Patrizia Baffi, consigliere regionale di Fratelli d’Italia e presidente della Commissione Sanità di Regione Lombardia
«OSS e ASA sono figure essenziali per il funzionamento del sistema sociosanitario lombardo, che svolgono un lavoro quotidiano prezioso, spesso silenzioso, a supporto delle persone più fragili e delle strutture che le assistono. Investire sulla loro formazione significa dare più forza ai servizi, migliorare la qualità dell’assistenza e offrire percorsi concreti a chi cerca una nuova prospettiva professionale. Per questo la formazione di 1.400 nuovi operatori socio-sanitari e ausiliari socioassistenziali rappresenta un intervento concreto per rafforzare la rete dei servizi alla persona, in particolare nelle strutture che ogni giorno si prendono cura degli anziani, dei fragili e delle famiglie».
Così Patrizia Baffi, consigliere regionale di Fratelli d’Italia e presidente della Commissione Sanità di Regione Lombardia, in merito alla chiusura del bando regionale finanziato con fondi FSE+ 2021-2027.
«Il rafforzamento del personale sociosanitario è una condizione indispensabile per dare continuità e qualità all’assistenza, soprattutto in una fase in cui l’invecchiamento della popolazione e la crescita dei bisogni di cura richiedono programmazione, formazione e attenzione costante ai territori. L’iniziativa ha consentito di ammettere a finanziamento 60 progetti, per circa 1.400 discenti, e di avviare 57 corsi sul territorio lombardo, di cui 26 per ASA e 31 per OSS. Un risultato che garantisce almeno un corso in ciascuna provincia e che risponde al fabbisogno reale delle strutture e dei territori, offrendo al tempo stesso una concreta opportunità di formazione e inserimento lavorativo».

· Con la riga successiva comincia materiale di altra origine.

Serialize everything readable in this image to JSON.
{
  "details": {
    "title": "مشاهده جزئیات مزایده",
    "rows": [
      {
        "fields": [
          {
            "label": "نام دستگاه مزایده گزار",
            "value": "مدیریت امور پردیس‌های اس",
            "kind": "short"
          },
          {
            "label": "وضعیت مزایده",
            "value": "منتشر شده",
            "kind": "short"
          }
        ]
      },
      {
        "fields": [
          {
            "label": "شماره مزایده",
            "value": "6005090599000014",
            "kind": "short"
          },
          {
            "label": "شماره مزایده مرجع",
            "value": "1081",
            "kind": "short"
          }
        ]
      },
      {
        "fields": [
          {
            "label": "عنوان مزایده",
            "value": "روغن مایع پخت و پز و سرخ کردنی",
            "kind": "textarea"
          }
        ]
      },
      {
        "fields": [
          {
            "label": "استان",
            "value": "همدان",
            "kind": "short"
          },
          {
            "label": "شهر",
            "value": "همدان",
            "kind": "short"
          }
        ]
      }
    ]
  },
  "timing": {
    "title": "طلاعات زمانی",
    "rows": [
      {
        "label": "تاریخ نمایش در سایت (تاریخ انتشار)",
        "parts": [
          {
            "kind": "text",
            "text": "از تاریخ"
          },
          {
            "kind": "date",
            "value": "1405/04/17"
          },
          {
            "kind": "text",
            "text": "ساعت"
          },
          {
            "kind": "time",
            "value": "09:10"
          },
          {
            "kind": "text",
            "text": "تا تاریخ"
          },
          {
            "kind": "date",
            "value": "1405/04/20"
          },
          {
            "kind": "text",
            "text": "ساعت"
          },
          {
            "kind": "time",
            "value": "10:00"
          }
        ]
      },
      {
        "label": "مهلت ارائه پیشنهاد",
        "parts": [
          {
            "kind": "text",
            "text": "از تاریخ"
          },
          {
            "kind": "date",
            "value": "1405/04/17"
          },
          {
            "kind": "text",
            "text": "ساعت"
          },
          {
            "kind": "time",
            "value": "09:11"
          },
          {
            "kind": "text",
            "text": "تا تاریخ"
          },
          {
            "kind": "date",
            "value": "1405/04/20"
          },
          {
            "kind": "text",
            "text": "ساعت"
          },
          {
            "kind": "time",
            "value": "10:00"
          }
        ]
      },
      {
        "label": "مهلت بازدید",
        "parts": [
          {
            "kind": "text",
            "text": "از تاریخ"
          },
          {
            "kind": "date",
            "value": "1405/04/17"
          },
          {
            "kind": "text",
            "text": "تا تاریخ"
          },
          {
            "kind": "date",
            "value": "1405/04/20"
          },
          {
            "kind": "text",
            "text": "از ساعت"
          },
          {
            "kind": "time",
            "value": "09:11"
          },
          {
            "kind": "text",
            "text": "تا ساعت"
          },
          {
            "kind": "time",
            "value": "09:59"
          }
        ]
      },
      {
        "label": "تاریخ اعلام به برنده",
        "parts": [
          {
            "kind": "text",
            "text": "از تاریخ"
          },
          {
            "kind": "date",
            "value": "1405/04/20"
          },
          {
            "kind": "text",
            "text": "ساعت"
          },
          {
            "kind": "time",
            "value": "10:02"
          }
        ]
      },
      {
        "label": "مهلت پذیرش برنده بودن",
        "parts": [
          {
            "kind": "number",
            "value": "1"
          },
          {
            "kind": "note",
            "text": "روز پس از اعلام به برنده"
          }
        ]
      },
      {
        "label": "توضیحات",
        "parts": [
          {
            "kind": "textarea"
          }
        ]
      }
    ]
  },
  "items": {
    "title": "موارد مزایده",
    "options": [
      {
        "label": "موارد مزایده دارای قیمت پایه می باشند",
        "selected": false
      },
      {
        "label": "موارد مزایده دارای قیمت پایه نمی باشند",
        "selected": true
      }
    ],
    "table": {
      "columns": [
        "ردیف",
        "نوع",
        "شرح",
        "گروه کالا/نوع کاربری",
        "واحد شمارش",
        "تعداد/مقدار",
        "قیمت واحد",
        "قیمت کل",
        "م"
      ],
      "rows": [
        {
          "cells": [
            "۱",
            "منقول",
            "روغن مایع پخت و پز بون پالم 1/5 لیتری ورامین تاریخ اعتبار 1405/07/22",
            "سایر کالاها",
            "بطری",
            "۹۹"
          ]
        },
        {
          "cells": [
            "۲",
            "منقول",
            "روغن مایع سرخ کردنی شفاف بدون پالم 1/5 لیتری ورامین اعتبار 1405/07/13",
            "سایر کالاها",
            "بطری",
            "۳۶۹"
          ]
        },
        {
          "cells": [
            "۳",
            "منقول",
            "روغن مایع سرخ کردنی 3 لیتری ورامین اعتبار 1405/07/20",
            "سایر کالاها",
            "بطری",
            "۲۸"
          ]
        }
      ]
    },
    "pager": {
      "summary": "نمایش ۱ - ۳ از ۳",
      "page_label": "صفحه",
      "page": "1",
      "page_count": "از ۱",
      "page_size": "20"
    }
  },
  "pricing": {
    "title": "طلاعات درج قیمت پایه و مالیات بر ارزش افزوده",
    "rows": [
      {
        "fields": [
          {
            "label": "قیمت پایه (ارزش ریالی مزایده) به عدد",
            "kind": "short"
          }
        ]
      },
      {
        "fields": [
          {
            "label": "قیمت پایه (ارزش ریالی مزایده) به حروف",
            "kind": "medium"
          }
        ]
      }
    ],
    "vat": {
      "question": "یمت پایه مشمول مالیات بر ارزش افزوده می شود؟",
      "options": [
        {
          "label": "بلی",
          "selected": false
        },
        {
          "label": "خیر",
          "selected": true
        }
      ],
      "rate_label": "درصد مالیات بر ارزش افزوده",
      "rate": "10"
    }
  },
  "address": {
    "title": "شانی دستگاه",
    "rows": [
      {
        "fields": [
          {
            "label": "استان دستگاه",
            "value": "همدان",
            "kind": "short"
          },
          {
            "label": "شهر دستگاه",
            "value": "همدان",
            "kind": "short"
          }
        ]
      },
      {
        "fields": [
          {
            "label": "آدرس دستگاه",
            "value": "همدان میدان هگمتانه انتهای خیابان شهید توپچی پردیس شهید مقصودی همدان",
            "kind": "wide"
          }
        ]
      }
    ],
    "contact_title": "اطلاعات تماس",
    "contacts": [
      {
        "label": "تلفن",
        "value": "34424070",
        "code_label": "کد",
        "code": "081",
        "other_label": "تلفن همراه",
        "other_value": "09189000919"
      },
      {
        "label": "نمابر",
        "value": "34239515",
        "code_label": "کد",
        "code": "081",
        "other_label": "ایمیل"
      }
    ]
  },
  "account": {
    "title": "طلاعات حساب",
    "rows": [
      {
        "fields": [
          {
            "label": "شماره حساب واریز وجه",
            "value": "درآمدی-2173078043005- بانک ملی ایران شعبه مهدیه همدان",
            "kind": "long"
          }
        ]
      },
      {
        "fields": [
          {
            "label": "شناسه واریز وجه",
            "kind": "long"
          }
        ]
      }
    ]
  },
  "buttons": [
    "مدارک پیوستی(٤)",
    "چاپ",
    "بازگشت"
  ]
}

«Il profilo dei partecipanti – conclude Patrizia Baffi – conferma il valore della misura: l’86% dei corsisti è composto da donne e il 56% ha più di 40 anni. La distribuzione territoriale interessa l’intera Lombardia e anche il Lodigiano è coinvolto dal programma, con il 4% dei partecipanti regionali e l’attivazione di percorsi che contribuiscono a rafforzare competenze e presenze qualificate nel sistema socioassistenziale del territorio. Dobbiamo continuare a sostenere politiche capaci di tenere insieme formazione, lavoro e sanità territoriale. La qualità del sistema lombardo passa anche dalla disponibilità di professionisti preparati, motivati e presenti nelle strutture dove il bisogno di assistenza è più forte».